Review: Perks in Purgatory


Jim Feast

Originally published in The Evergreen Review Issue 123 in June, 2010.

Perks in Purgatory
By Valery Oisteanu
(New York: Fly By Night Press, 2010)

Review by Jim Feast

Valery Oisteanu has a five-track mind. That, at least, is my conclusion after reading his inspiring new poetry book, Perks in Purgatory, which is evenly divided into sections that focus on politics, sex, geographical reflections, artistic homages, and moping considerations of the present state of the globe.

But, to backtrack immediately, I am not saying that these divisions suggest any kind of break in consciousness for, throughout it all, Oisteanu writes with the same haywire authority, imposing on (willing) readers with an unruffled outpouring of striking, liquid images, couched in a lush, up-fluttering language that is all under a vivid tint, like that cast by the red neon adverting a girlie show, of his supercharged, visionary perspective.

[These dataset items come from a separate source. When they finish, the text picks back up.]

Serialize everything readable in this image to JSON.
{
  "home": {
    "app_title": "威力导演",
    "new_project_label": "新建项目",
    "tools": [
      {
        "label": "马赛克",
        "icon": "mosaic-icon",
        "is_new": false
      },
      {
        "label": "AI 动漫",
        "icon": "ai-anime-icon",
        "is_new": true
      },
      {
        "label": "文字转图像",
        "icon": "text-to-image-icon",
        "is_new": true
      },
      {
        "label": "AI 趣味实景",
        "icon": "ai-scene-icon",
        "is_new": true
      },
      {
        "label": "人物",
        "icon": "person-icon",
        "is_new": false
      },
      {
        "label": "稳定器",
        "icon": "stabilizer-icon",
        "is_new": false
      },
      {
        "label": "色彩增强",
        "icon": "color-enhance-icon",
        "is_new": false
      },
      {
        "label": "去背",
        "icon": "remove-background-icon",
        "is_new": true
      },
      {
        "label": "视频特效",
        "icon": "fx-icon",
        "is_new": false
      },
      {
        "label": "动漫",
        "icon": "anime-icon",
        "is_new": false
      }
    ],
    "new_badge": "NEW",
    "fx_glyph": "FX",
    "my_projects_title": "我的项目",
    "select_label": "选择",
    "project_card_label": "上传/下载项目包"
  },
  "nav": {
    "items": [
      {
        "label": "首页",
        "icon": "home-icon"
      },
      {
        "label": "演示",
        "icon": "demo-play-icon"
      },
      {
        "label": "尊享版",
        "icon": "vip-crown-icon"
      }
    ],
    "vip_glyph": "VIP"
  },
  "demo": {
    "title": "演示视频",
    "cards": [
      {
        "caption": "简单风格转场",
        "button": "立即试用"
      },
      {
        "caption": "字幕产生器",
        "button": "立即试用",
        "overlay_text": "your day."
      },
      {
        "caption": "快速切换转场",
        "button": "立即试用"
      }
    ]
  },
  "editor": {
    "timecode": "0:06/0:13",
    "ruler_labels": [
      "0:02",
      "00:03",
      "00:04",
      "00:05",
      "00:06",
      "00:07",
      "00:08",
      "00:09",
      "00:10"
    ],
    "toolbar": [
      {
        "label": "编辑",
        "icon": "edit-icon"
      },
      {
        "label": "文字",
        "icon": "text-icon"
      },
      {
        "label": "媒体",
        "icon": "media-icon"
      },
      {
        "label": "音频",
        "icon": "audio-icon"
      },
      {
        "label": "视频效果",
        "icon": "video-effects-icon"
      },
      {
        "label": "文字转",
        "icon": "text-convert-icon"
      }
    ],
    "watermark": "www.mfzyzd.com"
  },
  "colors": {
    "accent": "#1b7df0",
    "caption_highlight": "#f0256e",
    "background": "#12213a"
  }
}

Rather than talk more about this, let me reach into the book for some lines, such as “Drunk again, drunk with emptiness,” “Because the unknown is all that we have,” and “God is ready-made when he discovered himself.” Here are some longer excerpts, first one describing a necropolis, “And the walking, cynical corpses carrying other corpses // In the land of nothingness” and here one on a sex party, “Swimming pool orgy with the music of birds // Primitive statues get an erection // Totem poles are chasing dogs.”

These last two quoted passages actually mark the self-imposed limits of the author’s poetic universe, through which his intellect darts, without stopping for a breather along the way, between moments of high exaltation, brought on by sexual congress, adventure, and partying; and moments on Desolation Row, triggered by such things as observations of America’s creeping fascism, his waning powers as he ages, and the triumph of commerce in the arts.

I say “self-imposed,” because I am familiar with Oisteanu’s other writings, including autobiographical ones that detail his extraordinary life, as well as art criticism published in the Brooklyn Rail, that show his encyclopedic and delicate sensibility when it comes to analyzing Surrealist and Dada art. Although a few poems in this collection brush on these reaches of his intelligence, in general these concerns are set aside in favor of a deeper, more inspired writing that can only be expressed in a poetry of raging lightning.